ZIO in Production: Logging, Monitoring, and Deployment

Why Production Concerns Matter

You've built a ZIO application. It works perfectly on your machine. But production is different:

Debugging: When something breaks at 3 AM, you need logs
Performance: You need metrics to identify bottlenecks
Configuration: Different settings for dev, staging, and production
Reliability: Graceful shutdown prevents data loss
Observability: You can't fix what you can't see

This lesson transforms your ZIO application from "works on my machine" to production-ready.

Logging with ZIO

The Problem with Traditional Logging

// Traditional approach - manual, no structure
def processOrder(orderId: String): Unit = {
  println(s"Processing order $orderId")  // Lost in production
  // What thread? What timestamp? What level?
}

ZIO provides structured, type-safe logging built into the effect system.

Basic Logging

import zio._

object LoggingExample extends ZIOAppDefault {

  val program = for {
    _ <- ZIO.logInfo("Application started")
    _ <- ZIO.logDebug("Debug information")
    _ <- ZIO.logWarning("Something seems off")
    _ <- ZIO.logError("An error occurred")
  } yield ()

  def run = program
}

Output includes timestamp, level, and fiber information automatically.

Structured Logging

Add context to your logs:

def processOrder(orderId: String, userId: String): Task[Unit] = 
  ZIO.logSpan("process-order") {
    for {
      _ <- ZIO.logInfo(s"Processing order") @@ 
           ZIOAspect.annotated("orderId", orderId) @@
           ZIOAspect.annotated("userId", userId)

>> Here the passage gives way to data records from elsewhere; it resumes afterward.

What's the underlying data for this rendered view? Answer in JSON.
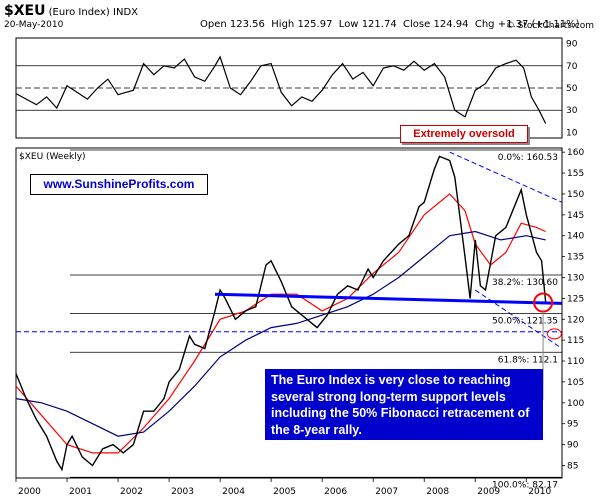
{
  "header": {
    "symbol": "$XEU",
    "name": "(Euro Index) INDX",
    "date": "20-May-2010",
    "open_label": "Open",
    "open": "123.56",
    "high_label": "High",
    "high": "125.97",
    "low_label": "Low",
    "low": "121.74",
    "close_label": "Close",
    "close": "124.94",
    "chg_label": "Chg",
    "chg": "+1.37 (+1.11%)",
    "credit": "© StockCharts.com"
  },
  "chart_data": {
    "type": "line",
    "panel_label": "$XEU (Weekly)",
    "x_tick_labels": [
      "2000",
      "2001",
      "2002",
      "2003",
      "2004",
      "2005",
      "2006",
      "2007",
      "2008",
      "2009",
      "2010"
    ],
    "y_tick_labels": [
      85,
      90,
      95,
      100,
      105,
      110,
      115,
      120,
      125,
      130,
      135,
      140,
      145,
      150,
      155,
      160
    ],
    "ylim": [
      82,
      161
    ],
    "series": [
      {
        "values": [
          [
            2000.0,
            107
          ],
          [
            2000.2,
            101
          ],
          [
            2000.4,
            96
          ],
          [
            2000.6,
            92
          ],
          [
            2000.8,
            86
          ],
          [
            2000.9,
            84
          ],
          [
            2001.0,
            90
          ],
          [
            2001.1,
            92
          ],
          [
            2001.3,
            87
          ],
          [
            2001.5,
            85
          ],
          [
            2001.7,
            89
          ],
          [
            2001.9,
            90
          ],
          [
            2002.1,
            88
          ],
          [
            2002.3,
            90
          ],
          [
            2002.5,
            98
          ],
          [
            2002.7,
            98
          ],
          [
            2002.9,
            101
          ],
          [
            2003.0,
            105
          ],
          [
            2003.2,
            108
          ],
          [
            2003.4,
            116
          ],
          [
            2003.5,
            114
          ],
          [
            2003.7,
            113
          ],
          [
            2003.9,
            122
          ],
          [
            2004.0,
            127
          ],
          [
            2004.1,
            125
          ],
          [
            2004.3,
            120
          ],
          [
            2004.5,
            122
          ],
          [
            2004.7,
            123
          ],
          [
            2004.9,
            133
          ],
          [
            2005.0,
            134
          ],
          [
            2005.2,
            129
          ],
          [
            2005.4,
            123
          ],
          [
            2005.6,
            121
          ],
          [
            2005.8,
            119
          ],
          [
            2005.9,
            118
          ],
          [
            2006.1,
            121
          ],
          [
            2006.3,
            126
          ],
          [
            2006.5,
            128
          ],
          [
            2006.7,
            127
          ],
          [
            2006.9,
            132
          ],
          [
            2007.0,
            130
          ],
          [
            2007.2,
            134
          ],
          [
            2007.5,
            138
          ],
          [
            2007.7,
            140
          ],
          [
            2007.9,
            147
          ],
          [
            2008.0,
            148
          ],
          [
            2008.2,
            156
          ],
          [
            2008.3,
            159
          ],
          [
            2008.5,
            158
          ],
          [
            2008.6,
            154
          ],
          [
            2008.8,
            135
          ],
          [
            2008.9,
            125
          ],
          [
            2009.0,
            139
          ],
          [
            2009.1,
            128
          ],
          [
            2009.2,
            127
          ],
          [
            2009.4,
            140
          ],
          [
            2009.6,
            142
          ],
          [
            2009.8,
            148
          ],
          [
            2009.9,
            151
          ],
          [
            2010.0,
            145
          ],
          [
            2010.2,
            136
          ],
          [
            2010.3,
            134
          ],
          [
            2010.38,
            124
          ]
        ]
      },
      {
        "values": [
          [
            2000.0,
            101
          ],
          [
            2000.5,
            100
          ],
          [
            2001.0,
            98
          ],
          [
            2001.5,
            95
          ],
          [
            2002.0,
            92
          ],
          [
            2002.5,
            93
          ],
          [
            2003.0,
            98
          ],
          [
            2003.5,
            104
          ],
          [
            2004.0,
            111
          ],
          [
            2004.5,
            115
          ],
          [
            2005.0,
            118
          ],
          [
            2005.5,
            119
          ],
          [
            2006.0,
            121
          ],
          [
            2006.5,
            123
          ],
          [
            2007.0,
            126
          ],
          [
            2007.5,
            130
          ],
          [
            2008.0,
            135
          ],
          [
            2008.5,
            140
          ],
          [
            2009.0,
            141
          ],
          [
            2009.5,
            139
          ],
          [
            2010.0,
            140
          ],
          [
            2010.38,
            139
          ]
        ]
      },
      {
        "values": [
          [
            2000.0,
            104
          ],
          [
            2000.5,
            97
          ],
          [
            2001.0,
            90
          ],
          [
            2001.5,
            88
          ],
          [
            2002.0,
            88
          ],
          [
            2002.5,
            94
          ],
          [
            2003.0,
            101
          ],
          [
            2003.5,
            110
          ],
          [
            2004.0,
            120
          ],
          [
            2004.5,
            122
          ],
          [
            2005.0,
            126
          ],
          [
            2005.5,
            126
          ],
          [
            2006.0,
            122
          ],
          [
            2006.5,
            125
          ],
          [
            2007.0,
            131
          ],
          [
            2007.5,
            136
          ],
          [
            2008.0,
            145
          ],
          [
            2008.5,
            150
          ],
          [
            2008.8,
            146
          ],
          [
            2009.0,
            138
          ],
          [
            2009.3,
            133
          ],
          [
            2009.6,
            136
          ],
          [
            2009.9,
            143
          ],
          [
            2010.2,
            142
          ],
          [
            2010.38,
            141
          ]
        ]
      }
    ],
    "fibonacci_levels": [
      {
        "label": "0.0%: 160.53",
        "value": 160.53
      },
      {
        "label": "38.2%: 130.60",
        "value": 130.6
      },
      {
        "label": "50.0%: 121.35",
        "value": 121.35
      },
      {
        "label": "61.8%: 112.1",
        "value": 112.1
      },
      {
        "label": "100.0%: 82.17",
        "value": 82.17
      }
    ],
    "trend_lines": [
      {
        "from": [
          2003.9,
          126
        ],
        "to": [
          2010.7,
          123.8
        ],
        "color": "#0000ff",
        "style": "solid-thick"
      },
      {
        "from": [
          2008.5,
          160
        ],
        "to": [
          2010.7,
          148
        ],
        "color": "#0000ff",
        "style": "dashed"
      },
      {
        "from": [
          2009.0,
          127
        ],
        "to": [
          2010.7,
          113
        ],
        "color": "#0000ff",
        "style": "dashed"
      },
      {
        "from": [
          2000.0,
          117
        ],
        "to": [
          2010.7,
          117
        ],
        "color": "#0000ff",
        "style": "dashed"
      }
    ],
    "rsi": {
      "y_tick_labels": [
        10,
        30,
        50,
        70,
        90
      ],
      "ylim": [
        5,
        95
      ],
      "levels": [
        30,
        50,
        70
      ],
      "values": [
        [
          2000.0,
          45
        ],
        [
          2000.2,
          40
        ],
        [
          2000.4,
          35
        ],
        [
          2000.6,
          42
        ],
        [
          2000.8,
          32
        ],
        [
          2001.0,
          52
        ],
        [
          2001.2,
          46
        ],
        [
          2001.4,
          40
        ],
        [
          2001.6,
          50
        ],
        [
          2001.8,
          58
        ],
        [
          2002.0,
          44
        ],
        [
          2002.3,
          48
        ],
        [
          2002.5,
          72
        ],
        [
          2002.7,
          62
        ],
        [
          2002.9,
          70
        ],
        [
          2003.1,
          68
        ],
        [
          2003.3,
          76
        ],
        [
          2003.5,
          60
        ],
        [
          2003.7,
          56
        ],
        [
          2003.9,
          70
        ],
        [
          2004.0,
          78
        ],
        [
          2004.2,
          50
        ],
        [
          2004.4,
          44
        ],
        [
          2004.6,
          56
        ],
        [
          2004.8,
          70
        ],
        [
          2005.0,
          72
        ],
        [
          2005.2,
          46
        ],
        [
          2005.4,
          34
        ],
        [
          2005.6,
          42
        ],
        [
          2005.8,
          38
        ],
        [
          2006.0,
          48
        ],
        [
          2006.2,
          62
        ],
        [
          2006.4,
          72
        ],
        [
          2006.6,
          58
        ],
        [
          2006.8,
          64
        ],
        [
          2007.0,
          52
        ],
        [
          2007.2,
          68
        ],
        [
          2007.4,
          70
        ],
        [
          2007.6,
          66
        ],
        [
          2007.8,
          74
        ],
        [
          2008.0,
          66
        ],
        [
          2008.2,
          72
        ],
        [
          2008.4,
          60
        ],
        [
          2008.6,
          30
        ],
        [
          2008.8,
          24
        ],
        [
          2009.0,
          48
        ],
        [
          2009.2,
          54
        ],
        [
          2009.4,
          68
        ],
        [
          2009.6,
          72
        ],
        [
          2009.8,
          75
        ],
        [
          2009.95,
          68
        ],
        [
          2010.1,
          42
        ],
        [
          2010.25,
          30
        ],
        [
          2010.38,
          18
        ]
      ]
    }
  },
  "annotations": {
    "site": "www.SunshineProfits.com",
    "oversold": "Extremely oversold",
    "note": "The Euro Index is very close to reaching several strong long-term support levels including the 50% Fibonacci retracement of the 8-year rally."
  },
  "colors": {
    "price": "#000000",
    "ma_fast": "#000080",
    "ma_slow": "#ff0000",
    "annotation_bg": "#0000cc",
    "oversold": "#cc0000"
  }
}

      _ <- validateOrder(orderId)
      _ <- chargeCustomer(userId)
      _ <- shipOrder(orderId)

      _ <- ZIO.logInfo("Order completed successfully")
    } yield ()
  }

All logs within the span include the annotations. This makes debugging distributed systems much easier.

Log Levels and Filtering

import zio.LogLevel

object ConfiguredLogging extends ZIOAppDefault {

  // Set minimum log level
  override val bootstrap = Runtime.setConfigProvider(
    ConfigProvider.fromMap(
      Map("logger.level" -> "INFO")
    )
  )

  val program = for {
    _ <- ZIO.logDebug("This won't appear (below INFO)")
    _ <- ZIO.logInfo("This appears")
    _ <- ZIO.logError("This definitely appears")
  } yield ()

  def run = program
}

Custom Logger

import zio.logging._

// JSON logger for production
val jsonLogger = Runtime.removeDefaultLoggers >>>
  consoleJsonLogger(
    LogFormat.default,
    LogLevel.Info
  )

object ProductionApp extends ZIOAppDefault {
  override val bootstrap = jsonLogger

  val program = for {
    _ <- ZIO.logInfo("Server started")
    _ <- ZIO.logInfo("Ready to accept connections") @@
         ZIOAspect.annotated("port", "8080")
  } yield ()

  def run = program
}

Output:

{"timestamp":"2024-01-15T10:30:00Z","level":"INFO","message":"Server started"}
{"timestamp":"2024-01-15T10:30:01Z","level":"INFO","message":"Ready to accept connections","port":"8080"}

Integration with SLF4J

For existing infrastructure:

import zio.logging.slf4j._

val slf4jLogger = Slf4j.slf4j

object LegacyIntegration extends ZIOAppDefault {
  override val bootstrap = Runtime.removeDefaultLoggers >>> slf4jLogger

  def run = ZIO.logInfo("Logs to SLF4J backend")
}

Now your ZIO logs go through Logback, Log4j, or any SLF4J backend.

Metrics and Monitoring

Why Metrics?

Logs tell you what happened. Metrics tell you how well it's happening:

Request latency
Error rates
Resource usage
Business metrics (orders/second, revenue, etc.)

Built-in Metrics

import zio.metrics._

def handleRequest(request: Request): Task[Response] = 
  (for {
    _ <- ZIO.succeed(())
    response <- processRequest(request)
  } yield response)
    @@ Metric.counter("http_requests_total")
    @@ Metric.gauge("active_requests")(1.0)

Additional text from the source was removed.